近所にカフェができてそこのチョコバナナシェイクが美味しい確率

田舎の小さな街に住んでいるのだけれど、駅前に小さなカフェができた。経営しているのはもともと街の別の場所でイタリアンレストランをやっているところで、そっちのお店も好きだったのでオープンするのをわくわくして待っていた。

一回目に行ったときはコーヒーとパニーニを注文した。パニーニなんてあんまり聞いたことなかったけど、イタリア版サンドイッチみたいなものらしい。どちらも美味しかったので、こんなカフェが歩いて行ける距離にできてラッキーと思っていた。

昨日、またカフェに行ってみることにした。2回目の訪問だ。ネットで見たら新しくチョコバナナシェイクなるものがメニューに追加されたらしい。チョコバナナ大好き人間のぼくにしてみればこんなチャンスを逃してはならない。出かけたついでに帰りに寄ることにした。

チョコバナナシェイク。めちゃ美味かった。なにこれ。今まで飲んだチョコバナナシェイクの中でもトップクラスに美味しい。そもそも「歩いて行ける距離にカフェができる」時点で前世でめちゃくちゃ徳を積んだんじゃないかと思ってたけど、「歩いて行ける距離にカフェができたうえに、そこのチョコバナナシェイクが最高」なんてことは、前世で徳を積んだどころか、前世で「蒸気機関を発明した」とか「活版印刷を発明した」とか「青色発光ダイオードを発明した」くらいの可能性があるかもしれない。それくらいラッキーだし幸福。本当に休みのたびに食べにいきたいくらいだ。

と思ったけど、青色発光ダイオードができたのは最近だから前世のおれじゃないわ。

 

庭は完成しない

多肉植物にハマると今度はそれを入れる「鉢」にこだわりたくなってくる、とはよく言ったもので、案の定多肉植物を入れるための「鉢」を買うべくホームセンターを行脚する休日を過ごした。おしゃれな缶のやつや、ブリキのやつ、小さな家をモチーフにしたかわいい鉢もあり、何個か衝動買いしてしまった。

こうなってくるのは今度は足りなくなってくるのは「棚」である。今まではもともとキッチンで使ってたラックをいらないからって庭で使ってみたらいい感じで、それを多肉用にしていたのだが、ここ最近の多肉鉢の増え方に、ついには「棚」が追いつかなくなってしまった。

そうなると思いつくのはDIYだ。
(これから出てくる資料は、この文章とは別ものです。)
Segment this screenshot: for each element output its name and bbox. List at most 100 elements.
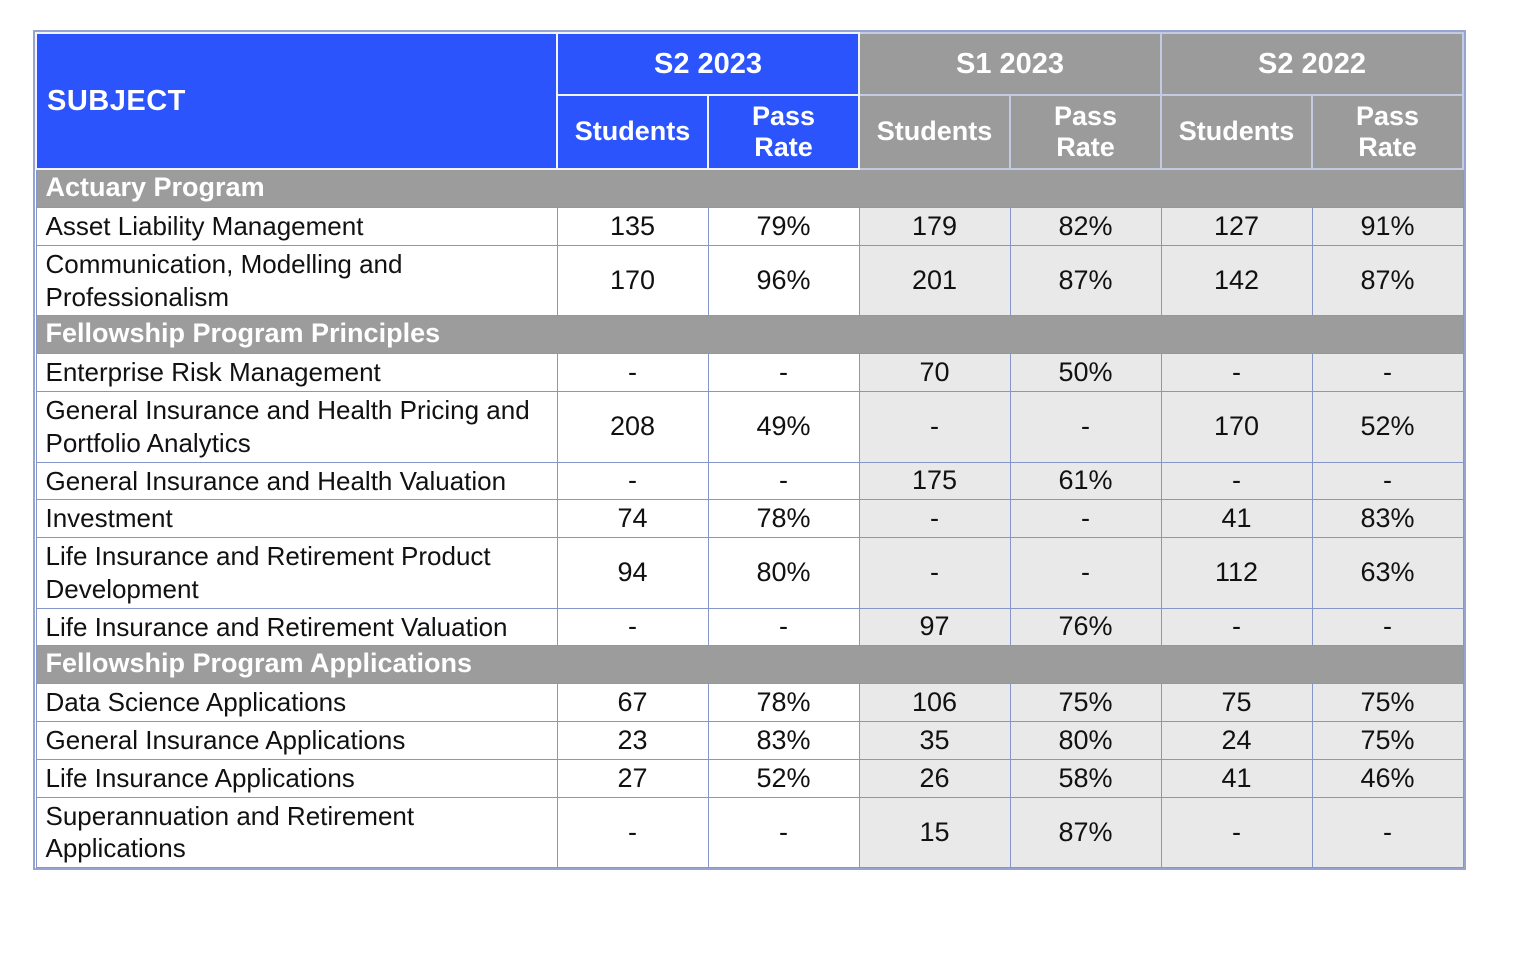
table-row: General Insurance and Health Valuation - -… bbox=[35, 461, 1464, 501]
students-cell: - bbox=[858, 391, 1011, 463]
students-cell: 75 bbox=[1160, 683, 1313, 722]
students-cell: 135 bbox=[556, 207, 709, 246]
students-cell: - bbox=[1160, 353, 1313, 392]
students-cell: 179 bbox=[858, 207, 1011, 246]
pass-rate-cell: 80% bbox=[1009, 721, 1162, 760]
pass-rate-cell: 87% bbox=[1009, 796, 1162, 868]
students-cell: 74 bbox=[556, 499, 709, 538]
students-cell: 201 bbox=[858, 244, 1011, 317]
students-cell: 208 bbox=[556, 391, 709, 463]
pass-rate-cell: 82% bbox=[1009, 207, 1162, 246]
pass-rate-cell: - bbox=[1311, 796, 1464, 868]
pass-rate-cell: 78% bbox=[707, 499, 860, 538]
table-row: Enterprise Risk Management - -70 50% - - bbox=[35, 353, 1464, 392]
students-cell: 106 bbox=[858, 683, 1011, 722]
pass-rate-cell: 83% bbox=[707, 721, 860, 760]
students-cell: 41 bbox=[1160, 499, 1313, 538]
students-cell: - bbox=[858, 499, 1011, 538]
students-cell: - bbox=[1160, 607, 1313, 647]
pass-rate-cell: 87% bbox=[1009, 244, 1162, 317]
students-cell: - bbox=[1160, 461, 1313, 501]
pass-rate-cell: - bbox=[1009, 499, 1162, 538]
pass-rate-cell: 61% bbox=[1009, 461, 1162, 501]
subject-cell: Life Insurance and Retirement Product De… bbox=[35, 537, 558, 609]
students-cell: 41 bbox=[1160, 758, 1313, 798]
section-title: Actuary Program bbox=[35, 168, 1464, 208]
students-cell: 27 bbox=[556, 758, 709, 798]
subject-cell: Asset Liability Management bbox=[35, 207, 558, 246]
table-row: Asset Liability Management 135 79% 179 82% 12… bbox=[35, 207, 1464, 246]
students-cell: 112 bbox=[1160, 537, 1313, 609]
table-row: General Insurance and Health Pricing and… bbox=[35, 391, 1464, 463]
pass-rate-cell: - bbox=[707, 607, 860, 647]
pass-rate-cell: 58% bbox=[1009, 758, 1162, 798]
students-cell: - bbox=[556, 607, 709, 647]
subject-cell: Investment bbox=[35, 499, 558, 538]
pass-rate-cell: 76% bbox=[1009, 607, 1162, 647]
period-header-s1-2023: S1 2023 bbox=[858, 32, 1163, 96]
pass-rate-header-s2-2022: Pass Rate bbox=[1311, 94, 1465, 170]
students-cell: 170 bbox=[1160, 391, 1313, 463]
students-cell: 35 bbox=[858, 721, 1011, 760]
pass-rate-cell: - bbox=[707, 796, 860, 868]
students-cell: 26 bbox=[858, 758, 1011, 798]
table-row: Life Insurance and Retirement Valuation -… bbox=[35, 607, 1464, 647]
results-table: SUBJECT S2 2023 S1 2023 S2 2022 Students… bbox=[35, 32, 1465, 868]
table-header: SUBJECT S2 2023 S1 2023 S2 2022 Students… bbox=[35, 32, 1465, 170]
subject-cell: Superannuation and Retirement Applicatio… bbox=[35, 796, 558, 868]
pass-rate-cell: 75% bbox=[1311, 721, 1464, 760]
pass-rate-header-s2-2023: Pass Rate bbox=[706, 94, 861, 170]
section-header-row: Fellowship Program Applications bbox=[35, 645, 1464, 685]
students-cell: 142 bbox=[1160, 244, 1313, 317]
subject-cell: Life Insurance Applications bbox=[35, 758, 558, 798]
pass-rate-cell: 52% bbox=[1311, 391, 1464, 463]
pass-rate-cell: 79% bbox=[707, 207, 860, 246]
pass-rate-cell: - bbox=[707, 461, 860, 501]
pass-rate-cell: 83% bbox=[1311, 499, 1464, 538]
students-cell: 23 bbox=[556, 721, 709, 760]
subject-cell: General Insurance Applications bbox=[35, 721, 558, 760]
students-cell: - bbox=[556, 461, 709, 501]
students-cell: 24 bbox=[1160, 721, 1313, 760]
table-row: Data Science Applications 67 78% 106 75% 75 75… bbox=[35, 683, 1464, 722]
pass-rate-cell: 52% bbox=[707, 758, 860, 798]
students-cell: 15 bbox=[858, 796, 1011, 868]
table-row: Life Insurance Applications 27 52% 26 58% 41 4… bbox=[35, 758, 1464, 798]
section-header-row: Actuary Program bbox=[35, 168, 1464, 208]
table-row: Investment 74 78% - -41 83% bbox=[35, 499, 1464, 538]
pass-rate-cell: 50% bbox=[1009, 353, 1162, 392]
pass-rate-cell: - bbox=[1311, 353, 1464, 392]
subject-cell: Life Insurance and Retirement Valuation bbox=[35, 607, 558, 647]
table-body: Actuary Program Asset Liability Managemen… bbox=[35, 168, 1464, 868]
subject-cell: Communication, Modelling and Professiona… bbox=[35, 244, 558, 317]
table-row: Superannuation and Retirement Applicatio… bbox=[35, 796, 1464, 868]
pass-rate-cell: 91% bbox=[1311, 207, 1464, 246]
pass-rate-cell: 75% bbox=[1009, 683, 1162, 722]
period-header-s2-2022: S2 2022 bbox=[1160, 32, 1465, 96]
pass-rate-cell: 80% bbox=[707, 537, 860, 609]
students-cell: 94 bbox=[556, 537, 709, 609]
pass-rate-cell: 96% bbox=[707, 244, 860, 317]
subcolumn-header-row: Students Pass Rate Students Pass Rate St… bbox=[36, 94, 1465, 170]
pass-rate-cell: 87% bbox=[1311, 244, 1464, 317]
section-title: Fellowship Program Applications bbox=[35, 645, 1464, 685]
pass-rate-header-s1-2023: Pass Rate bbox=[1009, 94, 1163, 170]
subject-cell: Enterprise Risk Management bbox=[35, 353, 558, 392]
pass-rate-cell: 75% bbox=[1311, 683, 1464, 722]
students-cell: 70 bbox=[858, 353, 1011, 392]
students-cell: 67 bbox=[556, 683, 709, 722]
students-header-s2-2022: Students bbox=[1160, 94, 1314, 170]
period-header-s2-2023: S2 2023 bbox=[555, 32, 861, 96]
students-cell: 127 bbox=[1160, 207, 1313, 246]
pass-rate-cell: - bbox=[1311, 607, 1464, 647]
section-title: Fellowship Program Principles bbox=[35, 315, 1464, 355]
pass-rate-cell: - bbox=[1009, 391, 1162, 463]
pass-rate-cell: 63% bbox=[1311, 537, 1464, 609]
period-header-row: SUBJECT S2 2023 S1 2023 S2 2022 bbox=[35, 32, 1465, 170]
students-cell: - bbox=[1160, 796, 1313, 868]
subject-cell: Data Science Applications bbox=[35, 683, 558, 722]
students-cell: 175 bbox=[858, 461, 1011, 501]
subject-column-header: SUBJECT bbox=[35, 32, 558, 170]
students-cell: - bbox=[556, 353, 709, 392]
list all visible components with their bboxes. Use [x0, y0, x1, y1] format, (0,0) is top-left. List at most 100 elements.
YouTubeを見ると木材を買ってきて作る簡単な棚の動画がたくさんある。しばらく前にDIYをするべく買ったはいいものの、一回しか使ってないインパクトドライバーが物置の奥に眠っている。それを呼び覚まし、そろそろ「棚」というものを作るべきときが来たのかもしれない。

庭は無限だ。庭は完成することはない。完成したと思っても、その庭に生きる花は、草は、そして石や土は一日ごとにその姿を少しずつ変え、自らの役割を少しずつ終えて、そしてまた庭は次の始まりを待つ。人が庭を管理するなんておこがましいとすら思ってしまう。人も庭なのだ。ぼくも庭なのだ。

 

 

平安時代のHIPHOP

録画していた「フリースタイル日本統一」を最後まで観た。ラップおもしれえ。最後がFORK対呂布カルマになるのがアツすぎた。ラップバトルの真髄を観た気がした。

ラップバトルがそもそも不良の文化から生まれたのは分かるのだけれども、やってることはバリバリ文学だと思ってる。韻をベースに瞬時に文章を作る。ラップのシーンにそろそろ文学の畑の人が出てきたらめっちゃ面白いやんとか思ってる。

ぼくが百人一首で一番好きな歌は「大江山いく野の道の遠ければ まだふみも見ず天の橋立」という歌だが、これは歌の意味よりもこれが詠まれた背景がめっちゃ好き。この作者の小式部内侍は子どもながらにして歌人でもあるスーパー小学生みたいな人で、お母さんがこれもまた有名歌人和泉式部っていう人だったんだけど、ある日歌会に小式部内侍が1人で参加しようとしていると、すれちがった男から、「今日は1人で大丈夫ですか?もうお母さんから手紙は届いたの?」と言われたそう。つまり母のゴーストライターを疑われ、その手紙が届いたかと冷やかされたのである。そこで瞬時に返して詠んだのが「大江山」の歌だと言う。これは「いく野」の部分が「生野」という地名と「野を行く」がかかっており、さらに「ふみもみず」が「踏んだことがない」と「文(手紙)がない」がかかっている。そしてアンサーとして「(母のいる)天橋立には遠くて行ったこともないし、手紙も来てませんわよ」という意味も通っており、スーパーダブルミーニングラクル一首であり、これを瞬時に詠んだことで男は黙ってしまったという。これぞまさにHIPHOPであり、即興で生み出すトップオブザヘッド。素晴らしき平安のQ&A。スリルとスキルが詰まった瞬間の芸なのである。